The question of whether what he is doing is right still is up to the eyes of the beholder and their perspective of the situation, as well as their conscience and morality. Some may argue that because he does have the ability to do this, and because science has become so powerful and capable, that he is merely using what the technology is capable of and using it to reap benefits at the harm of nobody. That is, if clones can be considered nobody. This is also where the question of whether or not clones are humans comes into play. Using the technology available to the fullest of its abilities cannot be seen as wrong, although how somebody ruthlessly profits off of it can be viewed as selfish and greedy, and therefore wrong.
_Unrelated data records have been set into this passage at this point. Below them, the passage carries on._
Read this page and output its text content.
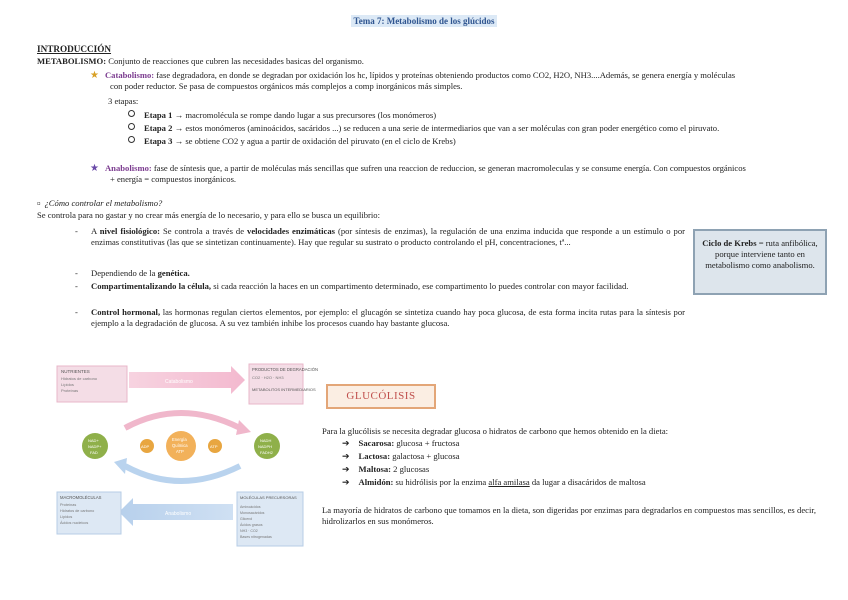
Tema 7: Metabolismo de los glúcidos
INTRODUCCIÓN
METABOLISMO: Conjunto de reacciones que cubren las necesidades basicas del organismo.
★ Catabolismo: fase degradadora, en donde se degradan por oxidación los hc, lípidos y proteínas obteniendo productos como CO2, H2O, NH3....Además, se genera energía y moléculas
con poder reductor. Se pasa de compuestos orgánicos más complejos a comp inorgánicos más simples.
3 etapas:
Etapa 1 → macromolécula se rompe dando lugar a sus precursores (los monómeros)
Etapa 2 → estos monómeros (aminoácidos, sacáridos ...) se reducen a una serie de intermediarios que van a ser moléculas con gran poder energético como el piruvato.
Etapa 3 → se obtiene CO2 y agua a partir de oxidación del piruvato (en el ciclo de Krebs)
★ Anabolismo: fase de síntesis que, a partir de moléculas más sencillas que sufren una reaccion de reduccion, se generan macromoleculas y se consume energía. Con compuestos orgánicos
+ energía = compuestos inorgánicos.
¤ ¿Cómo controlar el metabolismo?
Se controla para no gastar y no crear más energía de lo necesario, y para ello se busca un equilibrio:
- A nivel fisiológico: Se controla a través de velocidades enzimáticas (por síntesis de enzimas), la regulación de una enzima inducida que responde a un estímulo o por enzimas constitutivas (las que se sintetizan continuamente). Hay que regular su sustrato o producto controlando el pH, concentraciones, tª...
- Dependiendo de la genética.
- Compartimentalizando la célula, si cada reacción la haces en un compartimento determinado, ese compartimento lo puedes controlar con mayor facilidad.
- Control hormonal, las hormonas regulan ciertos elementos, por ejemplo: el glucagón se sintetiza cuando hay poca glucosa, de esta forma incita rutas para la síntesis por ejemplo a la degradación de glucosa. A su vez también inhibe los procesos cuando hay bastante glucosa.
Ciclo de Krebs = ruta anfibólica, porque interviene tanto en metabolismo como anabolismo.
NUTRIENTES
Hidratos de carbono
Lípidos
Proteínas
Catabolismo
PRODUCTOS DE DEGRADACIÓN
CO2 · H2O · NH3
METABOLITOS INTERMEDIARIOS
NAD+
NADP+
FAD
ADP
Energía
Química
ATP
ATP
NADH
NADPH
FADH2
Anabolismo
MACROMOLÉCULAS
Proteínas
Hidratos de carbono
Lípidos
Ácidos nucleicos
MOLÉCULAS PRECURSORAS
Aminoácidos
Monosacáridos
Glicerol
Ácidos grasos
NH3 · CO2
Bases nitrogenadas
GLUCÓLISIS
Para la glucólisis se necesita degradar glucosa o hidratos de carbono que hemos obtenido en la dieta:
➔ Sacarosa: glucosa + fructosa
➔ Lactosa: galactosa + glucosa
➔ Maltosa: 2 glucosas
➔ Almidón: su hidrólisis por la enzima alfa amilasa da lugar a disacáridos de maltosa
La mayoría de hidratos de carbono que tomamos en la dieta, son digeridas por enzimas para degradarlos en compuestos mas sencillos, es decir, hidrolizarlos en sus monómeros.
Because after clones are created, they may be alienated as Matt was, or have a horrific future full of scientific tests and worldwide speculation, the ethicalness of the situation can tumble from the two different sides and views. Many of the Alacrán family have their fates already predetermined, although Matt is not quite sure because he does not know if he is a beast or a boy. He is considered part of the family because he has El Patron’s DNA, although he is clearly not accepted because he is a clone.

This alienation is due to him being cloned but by allowing him to keep his brain, he is then given the opportunity to think for himself and determine for himself what is right and wrong with his own eyes. Even though he is El Patron, by being given a chance to express himself and create his own individuality, he is considered different from him. Otherwise, if he had his brain destroyed at the beginning, then he would not be considered anything,  because he would not be able to think for himself and make his own decisions and opinions on what is happening with the situations concerning him and his family. Matt is the focal point of this controversial subject because he is actually a clone. Although Matt has everything that El Patron does, in the sense that he does everything that El Patron is capable of, he is different. He does not understand the morality and the right or wrong standpoint of his situation, but when he sees Macgregor’s clone, he is able to determine what his viewpoint on the ethicalness of cloning is. He views it as wrong, because they are torturing the clone.

Eventually, with the help of Tam Lin and Celia, he realizes that this might be the same fate that is in store for him as well. The Alacrán family might be repulsed by Matt because they think that cloning for the purpose of what El Patron is doing is wrong, however this is merely one opinion of why the family hates Matt. The whole process of cloning for a greater purpose can be viewed as if nothing is wrong with it, because using science to elevate it to a whole new level is what new technologies were created to do. However, one person gaining all of this profit and such is also seen as gluttonous and selfish because that one person is reaping the benefits. In the end, the new technology does pave a new road for others, but no benefits were reached overall for the whole of the population, unless they were to do the same thing as the selfish El Patron. He is seen as the bad guy in the novel because of his lack of regard for humanity, so whatever other actions that he does is also seen as wrong due to association.